TJAL cria protocolo para monitorar atuação de facções no sistema prisional de Alagoas
Foto: Divulgação O Tribunal de Justiça de Alagoas (TJAL) publicou, nesta quinta-feira (16), uma portaria que institui um protocolo para o compartilhamento de informações estratégicas sobre integrantes de organizações criminosas no sistema prisional do estado. A medida, considerada inédita, estabelece um fluxo permanente de dados entre a Secretaria de Estado de Ressocialização e Inclusão Social (Seris) e a Vara de Execuções Penais, com o objetivo de fortalecer o acompanhamento da atuação de facções nas unidades prisionais.
A norma foi assinada pelos juízes Alexandre Machado de Oliveira, Nelson Fernando de Medeiros Martins e Allysson Jorge Lira de Amorim. Segundo o TJAL, mais de 600 pessoas privadas de liberdade em Alagoas possuem identificação de vínculo com organizações criminosas. O novo protocolo cria uma classificação administrativa de risco, que servirá como ferramenta de apoio à gestão penitenciária e às decisões relacionadas à execução penal.
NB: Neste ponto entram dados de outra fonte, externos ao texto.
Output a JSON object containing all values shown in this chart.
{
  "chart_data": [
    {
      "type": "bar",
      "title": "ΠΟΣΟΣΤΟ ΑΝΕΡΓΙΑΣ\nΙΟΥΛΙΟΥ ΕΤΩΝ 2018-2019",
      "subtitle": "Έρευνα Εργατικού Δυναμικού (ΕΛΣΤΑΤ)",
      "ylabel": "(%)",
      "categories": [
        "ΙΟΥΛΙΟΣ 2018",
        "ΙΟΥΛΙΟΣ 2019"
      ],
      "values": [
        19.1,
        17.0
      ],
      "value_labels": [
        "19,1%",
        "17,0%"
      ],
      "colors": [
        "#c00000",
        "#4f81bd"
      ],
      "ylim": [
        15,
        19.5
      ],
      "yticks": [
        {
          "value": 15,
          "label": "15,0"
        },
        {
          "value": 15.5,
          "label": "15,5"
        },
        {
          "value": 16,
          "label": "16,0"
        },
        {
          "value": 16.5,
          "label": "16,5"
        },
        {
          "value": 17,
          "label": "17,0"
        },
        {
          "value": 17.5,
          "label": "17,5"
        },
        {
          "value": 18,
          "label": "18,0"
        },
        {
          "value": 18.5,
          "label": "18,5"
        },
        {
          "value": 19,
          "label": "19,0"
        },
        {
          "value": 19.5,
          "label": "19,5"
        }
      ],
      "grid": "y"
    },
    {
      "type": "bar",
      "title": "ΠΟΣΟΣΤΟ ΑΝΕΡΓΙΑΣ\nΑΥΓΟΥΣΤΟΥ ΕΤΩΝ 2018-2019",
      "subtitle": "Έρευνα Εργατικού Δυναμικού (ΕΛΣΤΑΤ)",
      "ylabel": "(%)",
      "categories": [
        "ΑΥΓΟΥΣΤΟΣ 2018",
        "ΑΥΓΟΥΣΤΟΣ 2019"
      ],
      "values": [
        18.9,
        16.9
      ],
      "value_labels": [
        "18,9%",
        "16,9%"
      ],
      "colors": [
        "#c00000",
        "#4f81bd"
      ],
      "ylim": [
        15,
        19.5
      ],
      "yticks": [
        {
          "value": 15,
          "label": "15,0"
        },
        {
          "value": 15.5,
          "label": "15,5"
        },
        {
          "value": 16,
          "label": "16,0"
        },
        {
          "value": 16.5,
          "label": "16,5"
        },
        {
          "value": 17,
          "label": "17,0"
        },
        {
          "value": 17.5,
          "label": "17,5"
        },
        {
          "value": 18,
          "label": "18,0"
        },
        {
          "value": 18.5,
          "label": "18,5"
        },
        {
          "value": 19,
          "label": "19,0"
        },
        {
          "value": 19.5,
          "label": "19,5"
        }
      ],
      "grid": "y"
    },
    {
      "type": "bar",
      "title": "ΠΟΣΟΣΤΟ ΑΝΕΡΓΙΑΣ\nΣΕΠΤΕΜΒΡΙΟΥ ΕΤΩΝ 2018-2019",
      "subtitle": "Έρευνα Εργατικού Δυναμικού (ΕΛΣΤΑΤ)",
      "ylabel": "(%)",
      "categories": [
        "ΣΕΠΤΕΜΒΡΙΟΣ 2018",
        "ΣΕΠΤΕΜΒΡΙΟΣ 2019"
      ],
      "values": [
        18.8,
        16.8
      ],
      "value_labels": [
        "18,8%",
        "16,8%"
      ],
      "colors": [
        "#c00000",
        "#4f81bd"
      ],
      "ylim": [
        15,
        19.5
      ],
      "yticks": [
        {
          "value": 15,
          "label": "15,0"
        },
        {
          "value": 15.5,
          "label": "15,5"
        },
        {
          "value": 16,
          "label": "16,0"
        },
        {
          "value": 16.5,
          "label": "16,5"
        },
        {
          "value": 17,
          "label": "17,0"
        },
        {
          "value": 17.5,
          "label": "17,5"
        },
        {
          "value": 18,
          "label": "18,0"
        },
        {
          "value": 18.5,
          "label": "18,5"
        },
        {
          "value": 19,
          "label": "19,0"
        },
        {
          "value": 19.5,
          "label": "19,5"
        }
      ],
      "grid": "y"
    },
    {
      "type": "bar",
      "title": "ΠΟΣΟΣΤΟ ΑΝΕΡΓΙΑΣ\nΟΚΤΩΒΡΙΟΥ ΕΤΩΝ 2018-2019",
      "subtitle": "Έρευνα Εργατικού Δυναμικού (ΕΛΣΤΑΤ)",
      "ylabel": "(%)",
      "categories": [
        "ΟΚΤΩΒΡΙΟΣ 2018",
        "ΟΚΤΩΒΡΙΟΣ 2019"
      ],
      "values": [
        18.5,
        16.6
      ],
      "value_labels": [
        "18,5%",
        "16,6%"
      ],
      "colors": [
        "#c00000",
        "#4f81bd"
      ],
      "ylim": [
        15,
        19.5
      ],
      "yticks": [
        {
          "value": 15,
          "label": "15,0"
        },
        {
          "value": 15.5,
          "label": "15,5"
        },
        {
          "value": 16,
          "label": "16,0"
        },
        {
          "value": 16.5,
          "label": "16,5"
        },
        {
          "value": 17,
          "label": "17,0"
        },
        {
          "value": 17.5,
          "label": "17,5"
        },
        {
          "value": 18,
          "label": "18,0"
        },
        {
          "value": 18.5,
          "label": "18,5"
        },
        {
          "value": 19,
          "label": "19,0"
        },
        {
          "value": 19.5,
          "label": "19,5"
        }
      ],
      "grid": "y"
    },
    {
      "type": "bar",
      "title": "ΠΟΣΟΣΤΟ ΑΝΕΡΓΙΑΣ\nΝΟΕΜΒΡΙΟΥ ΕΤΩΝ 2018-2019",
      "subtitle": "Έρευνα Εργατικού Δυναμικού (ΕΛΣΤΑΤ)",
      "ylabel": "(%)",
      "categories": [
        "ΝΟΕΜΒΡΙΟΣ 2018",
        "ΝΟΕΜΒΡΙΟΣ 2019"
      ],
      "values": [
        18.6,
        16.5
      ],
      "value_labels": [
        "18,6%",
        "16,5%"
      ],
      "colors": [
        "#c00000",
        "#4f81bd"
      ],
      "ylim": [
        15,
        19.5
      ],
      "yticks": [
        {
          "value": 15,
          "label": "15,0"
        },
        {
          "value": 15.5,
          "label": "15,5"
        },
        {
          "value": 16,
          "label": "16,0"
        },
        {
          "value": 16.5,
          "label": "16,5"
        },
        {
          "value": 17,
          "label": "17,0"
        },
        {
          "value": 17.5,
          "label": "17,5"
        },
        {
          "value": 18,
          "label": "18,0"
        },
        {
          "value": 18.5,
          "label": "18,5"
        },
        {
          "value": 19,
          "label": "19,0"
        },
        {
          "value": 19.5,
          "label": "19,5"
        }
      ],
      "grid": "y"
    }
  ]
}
A classificação será dividida em quatro níveis: liderança, operador, integrante e egresso monitorado. Para definir cada caso, a Seris utilizará informações de decisões judiciais, relatórios da Polícia Penal, órgãos de inteligência, procedimentos disciplinares e outros dados oficiais. O sistema também prevê o envio de relatórios mensais ao Judiciário e comunicação imediata em situações de alto risco, como planos de fuga, rebeliões ou reorganização de grupos criminosos.
De acordo com o juiz Alexandre Machado, a medida não representa punição disciplinar nem altera automaticamente os direitos das pessoas privadas de liberdade. O protocolo funcionará como instrumento de inteligência institucional para subsidiar decisões sobre progressão de regime, trabalho externo, monitoramento eletrônico, transferências e eventual inclusão no Regime Disciplinar Diferenciado (RDD), sempre mediante análise individual de cada caso.
Além da integração entre Judiciário e Seris, a portaria estabelece regras de proteção de dados e sigilo das informações compartilhadas, envolvendo também a Polícia Penal, o Ministério Público, a Defensoria Pública e outros órgãos de segurança pública.